WAID’S WORLD: Driver Exodus Product Of NASCAR’s Changing Circumstances
“Your old road is
Please get out of the new one
If you can’t lend your hand
For the times they are a-changin’ “
— Bob Dylan
When it comes to NASCAR, Dylan had it right: The times are certainly changing – and rapidly when it comes to the drivers who will or won’t compete on its Monster Energy circuit.
Perhaps at no other time in its history have so many quality drivers associated with major, winning teams departed NASCAR.
In a sense it has become a complete overhaul with a large group of established talent going away, to be replaced by younger drivers with few achievements but a lot of promise.
Over the course of two years some of NASCAR’s most prominent – and popular – drivers have either left the sport or plan to by the end of this season.
Jeff Gordon and Tony Stewart retired.
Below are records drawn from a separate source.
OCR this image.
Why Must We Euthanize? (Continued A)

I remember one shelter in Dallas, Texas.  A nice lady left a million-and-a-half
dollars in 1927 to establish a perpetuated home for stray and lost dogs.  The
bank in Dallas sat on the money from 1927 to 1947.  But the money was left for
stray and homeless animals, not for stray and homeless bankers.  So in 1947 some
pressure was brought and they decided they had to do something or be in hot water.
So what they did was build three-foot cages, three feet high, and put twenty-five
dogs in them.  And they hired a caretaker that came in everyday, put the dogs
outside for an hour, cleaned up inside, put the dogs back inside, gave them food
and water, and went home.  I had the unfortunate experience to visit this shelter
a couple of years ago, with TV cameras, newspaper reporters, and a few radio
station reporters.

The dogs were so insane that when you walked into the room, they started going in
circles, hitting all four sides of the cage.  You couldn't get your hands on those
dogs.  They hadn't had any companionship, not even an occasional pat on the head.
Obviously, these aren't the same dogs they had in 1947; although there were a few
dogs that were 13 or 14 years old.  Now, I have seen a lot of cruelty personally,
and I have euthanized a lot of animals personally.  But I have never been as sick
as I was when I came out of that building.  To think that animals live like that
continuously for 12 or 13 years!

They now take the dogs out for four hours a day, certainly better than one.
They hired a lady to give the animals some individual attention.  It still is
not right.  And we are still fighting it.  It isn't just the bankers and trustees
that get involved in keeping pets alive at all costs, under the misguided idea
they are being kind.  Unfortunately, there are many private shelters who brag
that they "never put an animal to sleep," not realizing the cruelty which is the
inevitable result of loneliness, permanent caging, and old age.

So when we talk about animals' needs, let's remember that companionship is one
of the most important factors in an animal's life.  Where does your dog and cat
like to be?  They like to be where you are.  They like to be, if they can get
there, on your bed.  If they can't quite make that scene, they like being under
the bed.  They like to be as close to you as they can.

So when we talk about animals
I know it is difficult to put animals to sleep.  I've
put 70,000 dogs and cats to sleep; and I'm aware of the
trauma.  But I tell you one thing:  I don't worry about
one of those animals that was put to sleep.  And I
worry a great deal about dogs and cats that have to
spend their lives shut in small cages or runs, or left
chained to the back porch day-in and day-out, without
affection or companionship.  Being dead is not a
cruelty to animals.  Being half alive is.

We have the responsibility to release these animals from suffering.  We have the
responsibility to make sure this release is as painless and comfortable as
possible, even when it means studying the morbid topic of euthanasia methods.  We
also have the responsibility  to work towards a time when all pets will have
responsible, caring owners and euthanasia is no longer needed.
Carl Edwards and Greg Biffle simply quit. Dale Earnhardt Jr. will retire at the end of the 2017 campaign. Matt Kenseth has said he’ll find something else to do in 2018. And Danica Patrick has yet to find work for next season.
There could be others on the sidelines by 2018.
These departed or departing drivers have won multiple races and championships. Their popularity has been enormous. Nearly all of them are assured enshrinement in the Hall of Fame.
There hasn’t been so large a NASCAR exodus since 1988 when drivers Benny Parsons, Cale Yarborough and Buddy Baker retired. Bobby Allison’s career ended after he suffered life-threatening injuries in an accident at Pocono.
Is all of this coincidence or are there reasons for it?
Some of it is coincidental. Earnhardt Jr., Gordon and Stewart, for their own reasons, planned for their retirements. But I’m not convinced the others did so. They were motivated by circumstances.
And in one man’s opinion the majority of those circumstances can be summarized by one word: economics.
NASCAR and its teams simply are not blessed with the incomes they enjoyed just a few years ago. And as such, they cannot spend as they once did.
Which means, in turn, they have had to economize – trim budgets and costs. And one way to do that is to reduce driver salaries. It follows that an expensive competitor might be released in favor of another who will work for less money.
How it all reached this point is a subject for debate. Many fans claim that NASCAR’s seemingly unending meddling with rules, technology, scheduling, policies, points system and championship format so severely diluted interest that race attendance and television ratings dropped.
It followed that sponsors either lost all interest or decided to cut their flow of dollars to the teams.
With sponsorship money much harder to find teams had to resort to multiple financial backers in order to compete. And while they did that, they also found ways to reduce the bills.Da
The causes may be up for discussion but the facts are these: Teams can no longer afford the luxury of $30 million single entity sponsors because there are so few, if any, available.
Gone are the days of extra personnel hired solely to work with inner-team organizations created solely for testing. Remember that?
For a while now teams have had to work hard simply to find the means to compete. That’s a reason why they have two, three, four or more sponsors on board for a single season.
These sponsors pay less to represent teams on a limited schedule. But it’s the only way they will participate in NASCAR – they are fully aware of smaller crowds and television numbers.
It is logical to assume that in their effort to reduce costs, teams have found it necessary to adjust salaries.
It could be that in some cases they have asked their drivers to take a salary cut. Perhaps they have declared that if they want to remain, they have to do so with reduced pay.
I’m not saying that drivers like Biffle, Edwards and Kenseth have done what they have because they won’t race for less money – or take a position with any team they determine to be substandard.
Common sense tells us they aren’t earning as much as their predecessors – who deserved every nickel, by the way.
I’m certain there is a lot more to all of this. But it is happening.
It’s part of a cycle that has always been associated with NASCAR – the times are a-changin’.